Ionic exchange of the polypyrrole film with the PC lithium perchlorate solution during the charging process

Abstract

Two theoretical approaches to the interpretation of the EQCM data for the charging-discharging process in electron-conducting polymer film coated electrodes have been proposed, with their application to systems without attached charged groups, or fixed charges. The first model treats cations and anions inside the polymer phase as “free” mobile species which exchange with the solution may be retarded due to low values of the interfacial exchange constants. Depending on its value for the anion transfer, three limiting regimes of the charging process have been found, 1. (1) complete ionic equilibrium with the solution, 2. (2) “irreversible anion transfer”, 3. (3) “cation compensation”, the electronic charge in the two former regimes being dominantly balanced by counter-ions whereas the latter regime being the co-ion process. Theoretical EQCM curves upon cyclic variation of the potential may possess a complicated shape, with a pronounced “first cycle” and “relaxation” effects as well as with a considerable hysteresis, the mass at the anodic scan being greater than that at the cathodic branch, for the anion exchange constants between regimes 2 and 3. Another model proposes existence of two different forms of ions inside the film, “free” and “bound”, with possible kinetic limitations for their mutual transformation but a complete equilibrium between the “free” ions and the solution. Corresponding theoretical EQCM plots demonstrate a great variety of shapes depending on the maximum amount and thermodynamical stability of “bound” species as well as on the kinetic exchange parameters.
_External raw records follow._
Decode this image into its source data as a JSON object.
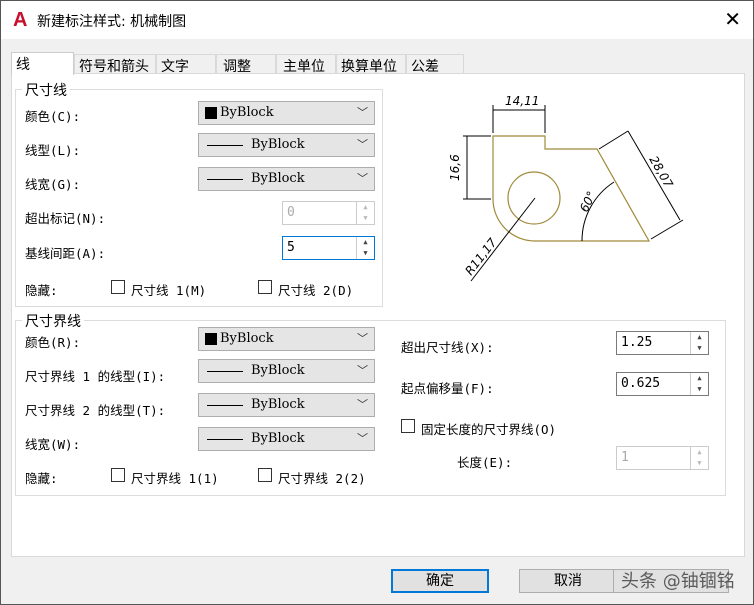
{
  "window": {
    "title": "新建标注样式: 机械制图",
    "logo": "A"
  },
  "tabs": [
    "线",
    "符号和箭头",
    "文字",
    "调整",
    "主单位",
    "换算单位",
    "公差"
  ],
  "dim_lines": {
    "group": "尺寸线",
    "color_label": "颜色(C):",
    "color_value": "ByBlock",
    "linetype_label": "线型(L):",
    "linetype_value": "ByBlock",
    "lineweight_label": "线宽(G):",
    "lineweight_value": "ByBlock",
    "extend_ticks_label": "超出标记(N):",
    "extend_ticks_value": "0",
    "baseline_label": "基线间距(A):",
    "baseline_value": "5",
    "suppress_label": "隐藏:",
    "suppress1": "尺寸线 1(M)",
    "suppress2": "尺寸线 2(D)"
  },
  "ext_lines": {
    "group": "尺寸界线",
    "color_label": "颜色(R):",
    "color_value": "ByBlock",
    "lt1_label": "尺寸界线 1 的线型(I):",
    "lt1_value": "ByBlock",
    "lt2_label": "尺寸界线 2 的线型(T):",
    "lt2_value": "ByBlock",
    "lw_label": "线宽(W):",
    "lw_value": "ByBlock",
    "suppress_label": "隐藏:",
    "suppress1": "尺寸界线 1(1)",
    "suppress2": "尺寸界线 2(2)",
    "extend_label": "超出尺寸线(X):",
    "extend_value": "1.25",
    "offset_label": "起点偏移量(F):",
    "offset_value": "0.625",
    "fixed_label": "固定长度的尺寸界线(O)",
    "length_label": "长度(E):",
    "length_value": "1"
  },
  "preview": {
    "dim_top": "14,11",
    "dim_left": "16,6",
    "dim_right": "28,07",
    "angle": "60°",
    "radius": "R11,17"
  },
  "buttons": {
    "ok": "确定",
    "cancel": "取消"
  },
  "watermark": "头条 @铀锢铭"
}
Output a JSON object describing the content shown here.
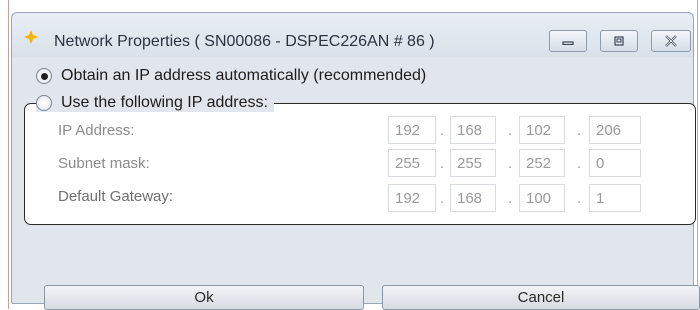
{
  "window": {
    "title": "Network Properties ( SN00086 - DSPEC226AN # 86 )",
    "minimize_icon": "minimize-icon",
    "maximize_icon": "maximize-icon",
    "close_icon": "close-icon"
  },
  "options": {
    "auto": {
      "label": "Obtain an IP address automatically (recommended)",
      "selected": true
    },
    "manual": {
      "label": "Use the following IP address:",
      "selected": false
    }
  },
  "fields": [
    {
      "label": "IP Address:",
      "octets": [
        "192",
        "168",
        "102",
        "206"
      ]
    },
    {
      "label": "Subnet mask:",
      "octets": [
        "255",
        "255",
        "252",
        "0"
      ]
    },
    {
      "label": "Default Gateway:",
      "octets": [
        "192",
        "168",
        "100",
        "1"
      ]
    }
  ],
  "buttons": {
    "ok": "Ok",
    "cancel": "Cancel"
  },
  "colors": {
    "accent_icon": "#f5b400",
    "window_bg": "#e1e6ec",
    "disabled_text": "#9a9a9a"
  }
}
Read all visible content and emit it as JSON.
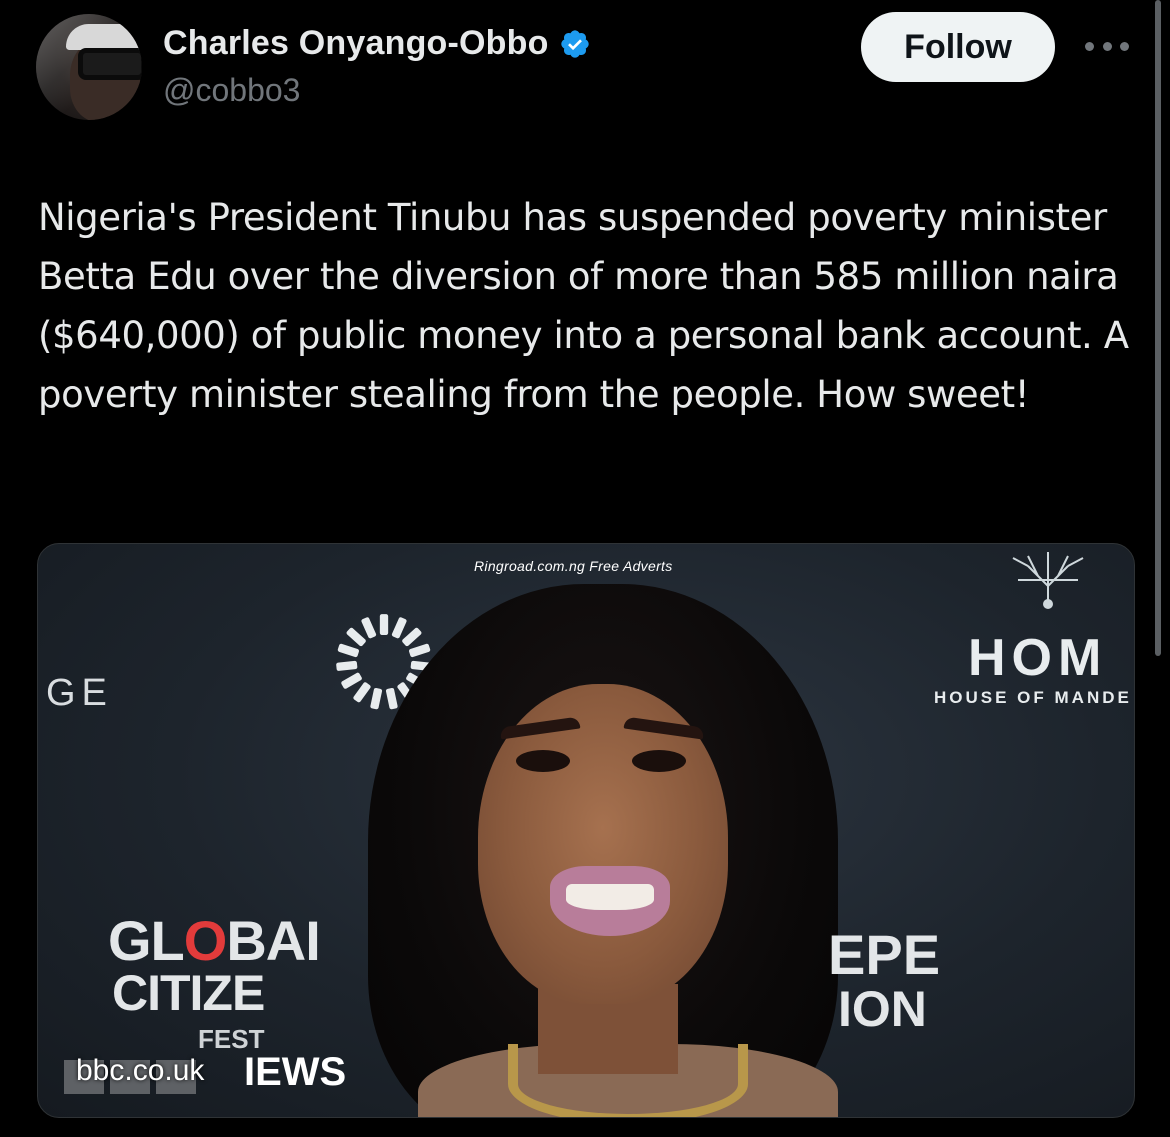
{
  "author": {
    "display_name": "Charles Onyango-Obbo",
    "handle": "@cobbo3",
    "verified": true
  },
  "actions": {
    "follow_label": "Follow",
    "more_icon": "more-horizontal-icon"
  },
  "tweet": {
    "text": "Nigeria's President Tinubu has suspended poverty minister Betta Edu over the diversion of more than 585 million naira ($640,000) of public money into a personal bank account. A poverty minister stealing from the people. How sweet!"
  },
  "media": {
    "watermark": "Ringroad.com.ng Free Adverts",
    "backdrop_left": "GE",
    "sponsor_logo": "HOM",
    "sponsor_name": "HOUSE OF MANDE",
    "festival_line1_pre": "GL",
    "festival_line1_o": "O",
    "festival_line1_post": "BAI",
    "festival_line2": "CITIZE",
    "festival_line3": "FEST",
    "backdrop_right_1": "EPE",
    "backdrop_right_2": "ION",
    "link_domain": "bbc.co.uk",
    "news_badge": "IEWS"
  },
  "colors": {
    "background": "#000000",
    "text_primary": "#e7e9ea",
    "text_secondary": "#71767b",
    "verified_blue": "#1d9bf0",
    "follow_bg": "#eff3f4",
    "follow_text": "#0f1419"
  }
}
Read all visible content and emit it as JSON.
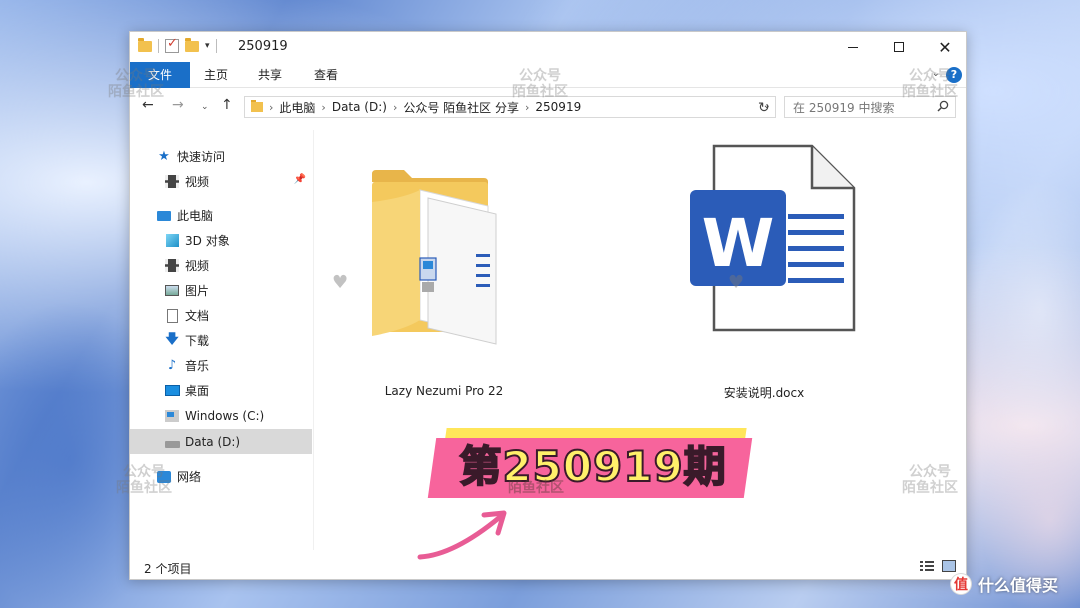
{
  "window": {
    "title": "250919",
    "controls": {
      "minimize": "minimize",
      "maximize": "maximize",
      "close": "✕"
    }
  },
  "ribbon": {
    "tabs": [
      "文件",
      "主页",
      "共享",
      "查看"
    ],
    "help": "?"
  },
  "address": {
    "segments": [
      "此电脑",
      "Data (D:)",
      "公众号 陌鱼社区 分享",
      "250919"
    ],
    "search_placeholder": "在 250919 中搜索"
  },
  "nav": {
    "items": [
      {
        "label": "快速访问",
        "icon": "star-icon"
      },
      {
        "label": "视频",
        "icon": "video-icon"
      },
      {
        "label": "此电脑",
        "icon": "computer-icon"
      },
      {
        "label": "3D 对象",
        "icon": "cube-icon"
      },
      {
        "label": "视频",
        "icon": "video-icon"
      },
      {
        "label": "图片",
        "icon": "picture-icon"
      },
      {
        "label": "文档",
        "icon": "document-icon"
      },
      {
        "label": "下载",
        "icon": "download-icon"
      },
      {
        "label": "音乐",
        "icon": "music-icon"
      },
      {
        "label": "桌面",
        "icon": "desktop-icon"
      },
      {
        "label": "Windows (C:)",
        "icon": "windows-drive-icon"
      },
      {
        "label": "Data (D:)",
        "icon": "drive-icon",
        "selected": true
      },
      {
        "label": "网络",
        "icon": "network-icon"
      }
    ]
  },
  "files": [
    {
      "name": "Lazy Nezumi Pro 22",
      "type": "folder"
    },
    {
      "name": "安装说明.docx",
      "type": "word-document"
    }
  ],
  "status": {
    "count": "2 个项目"
  },
  "overlay": {
    "banner": "第250919期",
    "watermark_line1": "公众号",
    "watermark_line2": "陌鱼社区",
    "brand_logo": "值",
    "brand_text": "什么值得买"
  },
  "colors": {
    "accent": "#1a6fc8",
    "banner_pink": "#f7649c",
    "banner_yellow": "#ffe65a",
    "word_blue": "#2b5cb8"
  }
}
This model has enabled one to reproduce most of the features of experimental stabilized EQCM curves for PPy: non-monotonic variation of the film mass (“co-ion” type at low charges and “counter-ion” one at higher charges), with a drastic change of the mass vs. charge slope at the cathodic scan and a flat extremum in the anodic branch, as well as a lower mass at the cathodic scan at very low charges and a crossing point of the branches.